Google Cloud Transcription

Google Cloud Transcription | Original

Home 2025.01

I recently experimented with Google Cloud’s Speech-to-Text API. The following is a Python function I used to perform the transcription.

import os
import argparse
from google.cloud import storage

from google.cloud.speech_v2 import SpeechClient
from google.cloud.speech_v2.types import cloud_speech

MAX_AUDIO_LENGTH_SECS = 8 * 60 * 60
OUTPUT_DIRECTORY = "assets/transcriptions"

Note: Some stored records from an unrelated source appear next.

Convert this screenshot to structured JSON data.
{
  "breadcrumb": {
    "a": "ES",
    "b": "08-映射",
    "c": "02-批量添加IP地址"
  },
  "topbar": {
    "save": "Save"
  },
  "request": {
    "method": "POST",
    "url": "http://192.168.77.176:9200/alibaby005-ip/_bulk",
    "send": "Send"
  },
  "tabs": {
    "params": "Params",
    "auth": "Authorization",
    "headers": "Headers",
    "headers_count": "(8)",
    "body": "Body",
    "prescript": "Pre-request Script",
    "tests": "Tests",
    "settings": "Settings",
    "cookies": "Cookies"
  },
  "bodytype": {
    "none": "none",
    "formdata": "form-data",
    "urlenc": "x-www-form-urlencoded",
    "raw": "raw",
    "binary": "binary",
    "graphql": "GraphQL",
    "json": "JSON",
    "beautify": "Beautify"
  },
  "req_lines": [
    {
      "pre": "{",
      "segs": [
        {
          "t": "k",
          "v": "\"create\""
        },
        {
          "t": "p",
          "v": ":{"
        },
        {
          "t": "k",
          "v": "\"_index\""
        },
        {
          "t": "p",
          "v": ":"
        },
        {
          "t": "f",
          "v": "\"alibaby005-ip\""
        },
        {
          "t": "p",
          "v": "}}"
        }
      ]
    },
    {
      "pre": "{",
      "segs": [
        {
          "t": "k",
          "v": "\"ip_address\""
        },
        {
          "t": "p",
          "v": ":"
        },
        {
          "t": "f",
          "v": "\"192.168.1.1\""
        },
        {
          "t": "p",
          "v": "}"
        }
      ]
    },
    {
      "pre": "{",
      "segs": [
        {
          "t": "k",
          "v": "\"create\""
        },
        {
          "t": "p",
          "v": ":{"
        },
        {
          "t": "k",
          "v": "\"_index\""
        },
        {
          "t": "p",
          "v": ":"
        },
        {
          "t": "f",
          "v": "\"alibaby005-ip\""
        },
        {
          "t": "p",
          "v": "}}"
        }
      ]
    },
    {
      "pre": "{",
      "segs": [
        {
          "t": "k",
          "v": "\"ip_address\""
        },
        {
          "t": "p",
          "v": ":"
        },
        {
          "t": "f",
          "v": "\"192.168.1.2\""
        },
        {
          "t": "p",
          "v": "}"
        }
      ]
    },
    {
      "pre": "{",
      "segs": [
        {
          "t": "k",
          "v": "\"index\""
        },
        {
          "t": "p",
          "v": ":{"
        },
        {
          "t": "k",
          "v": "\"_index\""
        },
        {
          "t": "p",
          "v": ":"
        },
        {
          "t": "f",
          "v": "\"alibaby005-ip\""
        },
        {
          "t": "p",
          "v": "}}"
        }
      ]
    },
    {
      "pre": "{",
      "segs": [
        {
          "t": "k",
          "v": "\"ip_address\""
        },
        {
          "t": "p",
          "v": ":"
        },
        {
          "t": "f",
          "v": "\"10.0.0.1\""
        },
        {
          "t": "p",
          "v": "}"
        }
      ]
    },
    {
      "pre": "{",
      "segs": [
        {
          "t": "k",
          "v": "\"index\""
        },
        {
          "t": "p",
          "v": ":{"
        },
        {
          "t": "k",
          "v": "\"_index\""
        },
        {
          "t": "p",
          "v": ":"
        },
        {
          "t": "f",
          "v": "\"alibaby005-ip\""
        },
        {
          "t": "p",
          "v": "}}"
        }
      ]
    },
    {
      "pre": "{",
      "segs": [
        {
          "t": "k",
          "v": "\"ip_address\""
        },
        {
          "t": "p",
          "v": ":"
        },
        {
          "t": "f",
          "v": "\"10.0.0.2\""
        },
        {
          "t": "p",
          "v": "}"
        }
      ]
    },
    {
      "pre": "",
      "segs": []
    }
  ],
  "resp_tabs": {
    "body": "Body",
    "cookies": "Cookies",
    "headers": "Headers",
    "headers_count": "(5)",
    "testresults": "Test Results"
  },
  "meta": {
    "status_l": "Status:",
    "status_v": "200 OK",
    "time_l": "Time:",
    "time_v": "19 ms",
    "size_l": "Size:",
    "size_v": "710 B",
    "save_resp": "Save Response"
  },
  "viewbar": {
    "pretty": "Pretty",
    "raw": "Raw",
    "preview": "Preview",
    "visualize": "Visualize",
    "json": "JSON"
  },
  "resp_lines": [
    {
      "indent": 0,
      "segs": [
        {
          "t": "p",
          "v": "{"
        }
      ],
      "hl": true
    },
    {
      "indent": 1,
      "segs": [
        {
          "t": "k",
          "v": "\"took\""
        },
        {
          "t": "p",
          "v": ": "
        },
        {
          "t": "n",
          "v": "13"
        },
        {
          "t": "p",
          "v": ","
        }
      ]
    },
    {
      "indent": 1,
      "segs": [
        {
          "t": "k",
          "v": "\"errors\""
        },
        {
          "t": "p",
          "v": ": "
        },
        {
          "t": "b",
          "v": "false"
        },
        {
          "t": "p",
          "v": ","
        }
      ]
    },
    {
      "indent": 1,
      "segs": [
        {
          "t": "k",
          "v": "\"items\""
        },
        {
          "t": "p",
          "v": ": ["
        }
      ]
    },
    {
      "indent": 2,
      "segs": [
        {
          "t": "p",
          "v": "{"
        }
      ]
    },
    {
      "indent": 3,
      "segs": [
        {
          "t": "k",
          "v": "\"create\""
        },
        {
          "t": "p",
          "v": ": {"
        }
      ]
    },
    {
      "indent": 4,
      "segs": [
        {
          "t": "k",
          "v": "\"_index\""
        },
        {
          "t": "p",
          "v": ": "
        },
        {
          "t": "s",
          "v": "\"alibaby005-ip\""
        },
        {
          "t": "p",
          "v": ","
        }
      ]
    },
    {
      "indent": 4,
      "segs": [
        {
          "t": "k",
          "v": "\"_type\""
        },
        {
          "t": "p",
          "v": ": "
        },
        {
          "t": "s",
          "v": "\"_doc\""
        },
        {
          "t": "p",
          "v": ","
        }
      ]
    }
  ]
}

def run_batch_recognize(audio_gcs_uri, output_gcs_folder, language_code="en-US"):
    """
    Transcribes an audio file using Google Cloud Speech-to-Text Batch API.

    Args:
        audio_gcs_uri: GCS URI of the audio file.
        output_gcs_folder: GCS URI of the folder to store the transcription.
        language_code: Language code for transcription (e.g., "en-US", "cmn-CN").
    """
    client = SpeechClient()

    config = cloud_speech.RecognitionConfig(
        auto_decoding_config={},
        features=cloud_speech.RecognitionFeatures(
            enable_word_confidence=True,
            enable_word_time_offsets=True,
        ),
        model="long",
        language_codes=[language_code],
    )

    output_config = cloud_speech.RecognitionOutputConfig(
        gcs_output_config=cloud_speech.GcsOutputConfig(uri=output_gcs_folder),
    )

    files = [cloud_speech.BatchRecognizeFileMetadata(uri=audio_gcs_uri)]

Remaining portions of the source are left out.